The distances between the Sun and many nearby stars are shown correctly, but if the drawing were to scale, even the largest of the stars would have been smaller in size than one millionth of a pixel.

But the stars live for a very long time, and although the distances between them are huge, rapprochements occur quite regularly. Although a speed of ~ 220 km / s is enough to move in an almost circular orbit around the galactic center, a few hundred km / s will be enough to completely leave the galaxy. Based on the results of the RAVE experiment (experiment with radial velocity), where data on a hundred high-speed stars were collected, we determined that the total mass of the Milky Way is about 1.6 trillion solar, which means that the escape rate at our distance from the center will be span of 500-550 km / s. An extra push at a speed of 300 km / s in the right direction - and we will begin to move into intergalactic space.

Four runaway stars make their way through areas with dense interstellar gas, leaving bright waves and traces of glowing gas.

Close gravitational interaction of stars is not such a rare phenomenon. About once in a million years, the star comes close to the Oort cloud , and probably five times in our history, the star approached us at a distance of the Kuiper belt . In our galaxy there are several so fast moving stars that we are confident that they recently received gravitational acceleration from some mass — like a World star, which leaves a tail behind itself due to its rapid movement through interstellar space.

The world, moving at an additional speed of “only” 63 km / s, will not leave our Galaxy in the near future, but it should be noted that it has a companion, a white dwarf - and this means that strong “kicks” of gravity is not enough in order to break the solar system! We can look at the fastest star of the Milky Way - US 708 - to get acquainted with the runaway star.

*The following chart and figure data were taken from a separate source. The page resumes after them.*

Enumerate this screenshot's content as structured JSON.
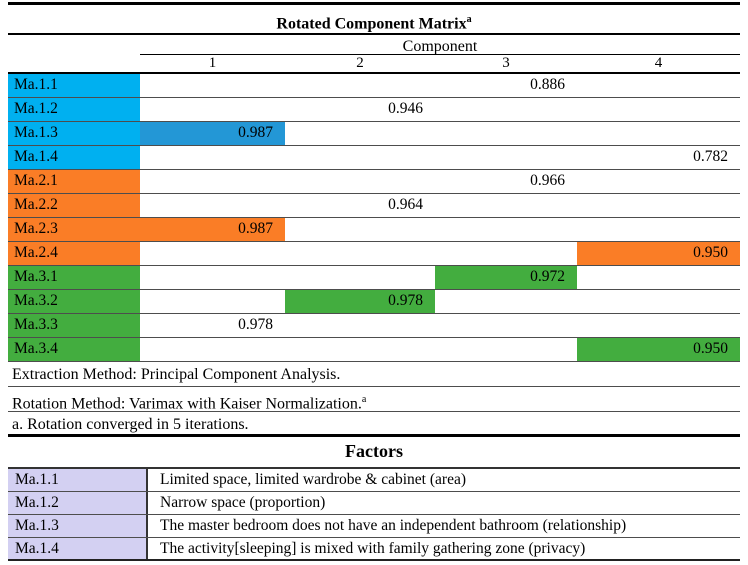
{
  "colors": {
    "label": {
      "blue": "#00B0F0",
      "orange": "#FA7D26",
      "green": "#43AD3F"
    },
    "fill": {
      "blue": "#2397D6",
      "orange": "#FA7D26",
      "green": "#43AD3F"
    },
    "factor_label_bg": "#D3D0F2"
  },
  "matrix_table": {
    "title": "Rotated Component Matrix",
    "title_sup": "a",
    "header_group": "Component",
    "columns": [
      "1",
      "2",
      "3",
      "4"
    ],
    "rows": [
      {
        "label": "Ma.1.1",
        "group": "blue",
        "values": [
          "",
          "",
          "0.886",
          ""
        ],
        "filled_col": null
      },
      {
        "label": "Ma.1.2",
        "group": "blue",
        "values": [
          "",
          "0.946",
          "",
          ""
        ],
        "filled_col": null
      },
      {
        "label": "Ma.1.3",
        "group": "blue",
        "values": [
          "0.987",
          "",
          "",
          ""
        ],
        "filled_col": 0
      },
      {
        "label": "Ma.1.4",
        "group": "blue",
        "values": [
          "",
          "",
          "",
          "0.782"
        ],
        "filled_col": null
      },
      {
        "label": "Ma.2.1",
        "group": "orange",
        "values": [
          "",
          "",
          "0.966",
          ""
        ],
        "filled_col": null
      },
      {
        "label": "Ma.2.2",
        "group": "orange",
        "values": [
          "",
          "0.964",
          "",
          ""
        ],
        "filled_col": null
      },
      {
        "label": "Ma.2.3",
        "group": "orange",
        "values": [
          "0.987",
          "",
          "",
          ""
        ],
        "filled_col": 0
      },
      {
        "label": "Ma.2.4",
        "group": "orange",
        "values": [
          "",
          "",
          "",
          "0.950"
        ],
        "filled_col": 3
      },
      {
        "label": "Ma.3.1",
        "group": "green",
        "values": [
          "",
          "",
          "0.972",
          ""
        ],
        "filled_col": 2
      },
      {
        "label": "Ma.3.2",
        "group": "green",
        "values": [
          "",
          "0.978",
          "",
          ""
        ],
        "filled_col": 1
      },
      {
        "label": "Ma.3.3",
        "group": "green",
        "values": [
          "0.978",
          "",
          "",
          ""
        ],
        "filled_col": null
      },
      {
        "label": "Ma.3.4",
        "group": "green",
        "values": [
          "",
          "",
          "",
          "0.950"
        ],
        "filled_col": 3
      }
    ],
    "footnotes": [
      {
        "text": "Extraction Method: Principal Component Analysis.",
        "sup": ""
      },
      {
        "text": "Rotation Method: Varimax with Kaiser Normalization.",
        "sup": "a"
      },
      {
        "text": "a. Rotation converged in 5 iterations.",
        "sup": ""
      }
    ]
  },
  "factors_table": {
    "title": "Factors",
    "rows": [
      {
        "label": "Ma.1.1",
        "description": "Limited space, limited wardrobe & cabinet (area)"
      },
      {
        "label": "Ma.1.2",
        "description": "Narrow space (proportion)"
      },
      {
        "label": "Ma.1.3",
        "description": "The master bedroom does not have an independent bathroom (relationship)"
      },
      {
        "label": "Ma.1.4",
        "description": "The activity[sleeping] is mixed with family gathering zone (privacy)"
      }
    ]
  }
}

The speed of 1200 km / s could be obtained from a supernova (perhaps even from a rare supernova “double explosion”), and now it is leaving the Milky Way.

There must be a large number of stars in intergalactic space, since the universe had more than ten billion years to throw stars out of their galaxies. Moreover, the regions of star formation — open and globular clusters — are extremely dense, with many stars in each small space, and many possibilities for triggering the effect of gravitational sling . There is an effect that has been so well studied and calculated in simulations that we have a special term for it: violent relaxation. When a cluster of masses of different sizes are accumulated, connected by gravity together, the lightest masses are often thrown out of the cluster at dangerous speeds, and the remaining ones become bound even more strongly. This explains why some of the oldest globular clusters are so heavily concentrated around the center.

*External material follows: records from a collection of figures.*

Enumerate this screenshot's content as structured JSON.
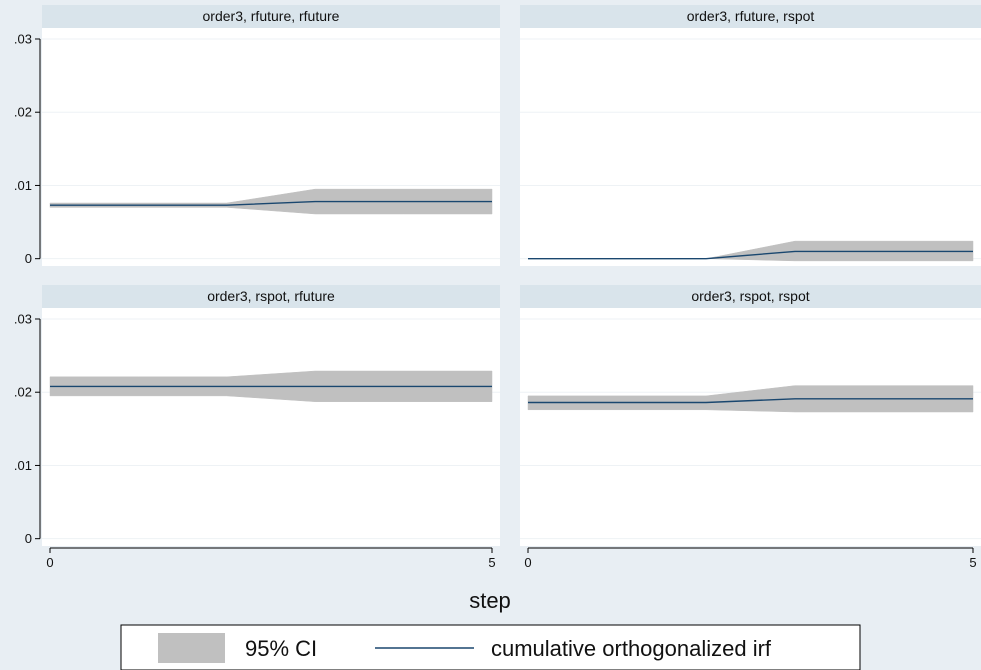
{
  "chart_data": {
    "type": "line",
    "xlabel": "step",
    "x_ticks": [
      0,
      5
    ],
    "y_ticks": [
      0,
      0.01,
      0.02,
      0.03
    ],
    "y_tick_labels": [
      "0",
      ".01",
      ".02",
      ".03"
    ],
    "ylim": [
      -0.001,
      0.0315
    ],
    "xlim": [
      0,
      5
    ],
    "grid": true,
    "legend_position": "bottom",
    "colors": {
      "background": "#e8eef3",
      "panel": "#ffffff",
      "strip": "#d9e4eb",
      "ci_band": "#c0c0c0",
      "line": "#1a476f",
      "grid": "#eef2f5"
    },
    "legend": [
      {
        "label": "95% CI",
        "kind": "band"
      },
      {
        "label": "cumulative orthogonalized irf",
        "kind": "line"
      }
    ],
    "panels": [
      {
        "title": "order3, rfuture, rfuture",
        "x": [
          0,
          1,
          2,
          3,
          4,
          5
        ],
        "irf": [
          0.0073,
          0.0073,
          0.0073,
          0.0078,
          0.0078,
          0.0078
        ],
        "lower": [
          0.007,
          0.007,
          0.007,
          0.0061,
          0.0061,
          0.0061
        ],
        "upper": [
          0.0076,
          0.0076,
          0.0076,
          0.0095,
          0.0095,
          0.0095
        ]
      },
      {
        "title": "order3, rfuture, rspot",
        "x": [
          0,
          1,
          2,
          3,
          4,
          5
        ],
        "irf": [
          0,
          0,
          0,
          0.001,
          0.001,
          0.001
        ],
        "lower": [
          0,
          0,
          0,
          -0.0003,
          -0.0003,
          -0.0003
        ],
        "upper": [
          0,
          0,
          0,
          0.0024,
          0.0024,
          0.0024
        ]
      },
      {
        "title": "order3, rspot, rfuture",
        "x": [
          0,
          1,
          2,
          3,
          4,
          5
        ],
        "irf": [
          0.0208,
          0.0208,
          0.0208,
          0.0208,
          0.0208,
          0.0208
        ],
        "lower": [
          0.0195,
          0.0195,
          0.0195,
          0.0187,
          0.0187,
          0.0187
        ],
        "upper": [
          0.0221,
          0.0221,
          0.0221,
          0.0229,
          0.0229,
          0.0229
        ]
      },
      {
        "title": "order3, rspot, rspot",
        "x": [
          0,
          1,
          2,
          3,
          4,
          5
        ],
        "irf": [
          0.0186,
          0.0186,
          0.0186,
          0.0191,
          0.0191,
          0.0191
        ],
        "lower": [
          0.0176,
          0.0176,
          0.0176,
          0.0173,
          0.0173,
          0.0173
        ],
        "upper": [
          0.0195,
          0.0195,
          0.0195,
          0.0209,
          0.0209,
          0.0209
        ]
      }
    ]
  }
}
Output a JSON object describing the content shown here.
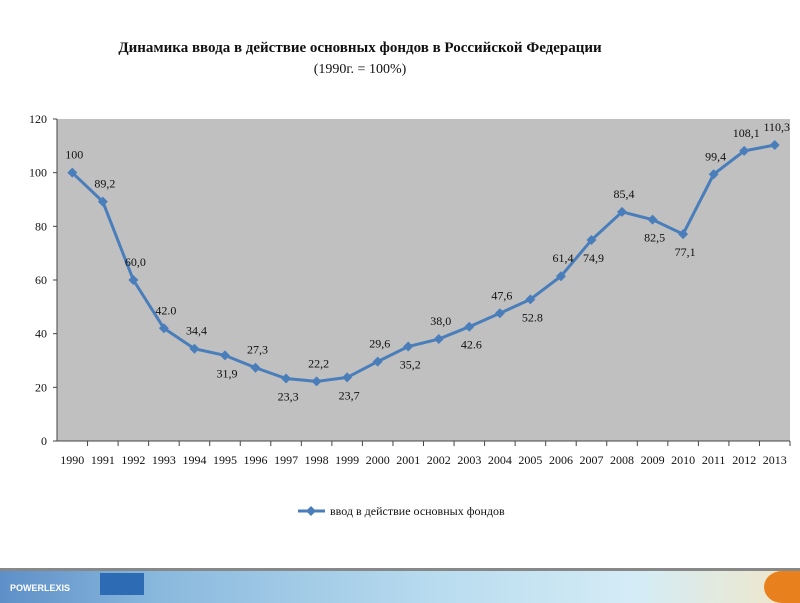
{
  "chart_data": {
    "type": "line",
    "title": "Динамика ввода в действие основных фондов в Российской Федерации",
    "subtitle": "(1990г. = 100%)",
    "categories": [
      "1990",
      "1991",
      "1992",
      "1993",
      "1994",
      "1995",
      "1996",
      "1997",
      "1998",
      "1999",
      "2000",
      "2001",
      "2002",
      "2003",
      "2004",
      "2005",
      "2006",
      "2007",
      "2008",
      "2009",
      "2010",
      "2011",
      "2012",
      "2013"
    ],
    "series": [
      {
        "name": "ввод в действие основных фондов",
        "values": [
          100,
          89.2,
          60.0,
          42.0,
          34.4,
          31.9,
          27.3,
          23.3,
          22.2,
          23.7,
          29.6,
          35.2,
          38.0,
          42.6,
          47.6,
          52.8,
          61.4,
          74.9,
          85.4,
          82.5,
          77.1,
          99.4,
          108.1,
          110.3
        ],
        "labels": [
          "100",
          "89,2",
          "60,0",
          "42.0",
          "34,4",
          "31,9",
          "27,3",
          "23,3",
          "22,2",
          "23,7",
          "29,6",
          "35,2",
          "38,0",
          "42.6",
          "47,6",
          "52.8",
          "61,4",
          "74,9",
          "85,4",
          "82,5",
          "77,1",
          "99,4",
          "108,1",
          "110,3"
        ],
        "label_pos": [
          "above",
          "above",
          "above",
          "above",
          "above",
          "below",
          "above",
          "below",
          "above",
          "below",
          "above",
          "below",
          "above",
          "below",
          "above",
          "below",
          "above",
          "below",
          "above",
          "below",
          "below",
          "above",
          "above",
          "above"
        ],
        "color": "#4a7ebb"
      }
    ],
    "ylim": [
      0,
      120
    ],
    "yticks": [
      "0",
      "20",
      "40",
      "60",
      "80",
      "100",
      "120"
    ],
    "xlabel": "",
    "ylabel": "",
    "legend": "bottom",
    "plot_background": "#c0c0c0"
  },
  "footer": {
    "logo": "POWERLEXIS"
  }
}
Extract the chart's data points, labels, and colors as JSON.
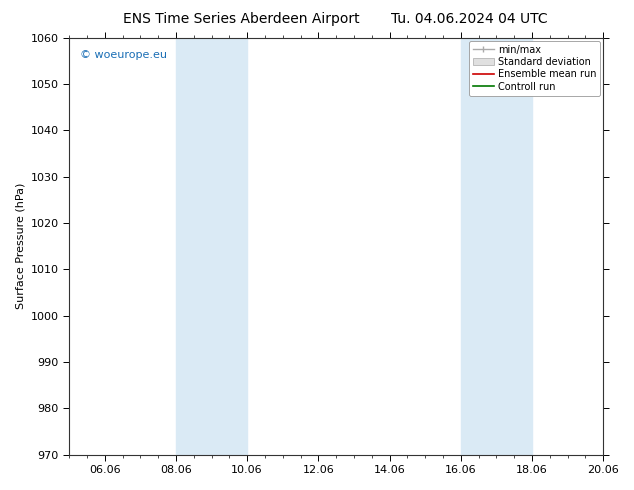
{
  "title_left": "ENS Time Series Aberdeen Airport",
  "title_right": "Tu. 04.06.2024 04 UTC",
  "ylabel": "Surface Pressure (hPa)",
  "ylim": [
    970,
    1060
  ],
  "yticks": [
    970,
    980,
    990,
    1000,
    1010,
    1020,
    1030,
    1040,
    1050,
    1060
  ],
  "xlim": [
    0,
    15
  ],
  "xtick_labels": [
    "06.06",
    "08.06",
    "10.06",
    "12.06",
    "14.06",
    "16.06",
    "18.06",
    "20.06"
  ],
  "xtick_positions": [
    1,
    3,
    5,
    7,
    9,
    11,
    13,
    15
  ],
  "shade_bands": [
    {
      "xstart": 3,
      "xend": 5,
      "color": "#daeaf5"
    },
    {
      "xstart": 11,
      "xend": 13,
      "color": "#daeaf5"
    }
  ],
  "watermark": "© woeurope.eu",
  "watermark_color": "#1a6eb5",
  "background_color": "#ffffff",
  "plot_bg_color": "#ffffff",
  "legend_items": [
    "min/max",
    "Standard deviation",
    "Ensemble mean run",
    "Controll run"
  ],
  "legend_line_colors": [
    "#aaaaaa",
    "#cccccc",
    "#cc0000",
    "#007700"
  ],
  "title_fontsize": 10,
  "tick_fontsize": 8,
  "ylabel_fontsize": 8,
  "legend_fontsize": 7,
  "watermark_fontsize": 8
}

Messier Globular Cluster 75, with strong concentration around the center. Its age exceeds 13 billion years.

And although the interaction that is taking place too close to the planet may also throw her out, simulations show that these cases are rare and that most of the planets should remain in place. And although almost one million stars may be ejected from the Milky Way by this time, our Universe is still quite young. After many quadrillion years, this number will increase, and most of the stars that existed in the Milky Way will be thrown out, including perhaps what remains of our Sun. The first intergalactic stars were discovered in the cluster of Virgo in 1997, which proves that this phenomenon has been working for a long time.

Either due to gravitational kicks or supernova shocks, stars constantly fly out of galaxies. After that, they find themselves in intergalactic space, the night sky of which is illuminated only by distant galaxies, which may look like a shot from a beautiful film based on the Sloan sky survey: Flight Through The Universe.

What will be visible will not resemble a constellation, but will outline the large-scale structure of the Universe. Perhaps in such a situation you would be wondering why your Sun is the only light in the night sky, and why you are so unlucky that you see only distant blots. Do they consist of billions of stars resembling yours, while you are very unlucky enough to be alone? Or are you on the contrary, lucky to see the whole universe, which is not obstructed by the galaxy? It all depends on the point of view!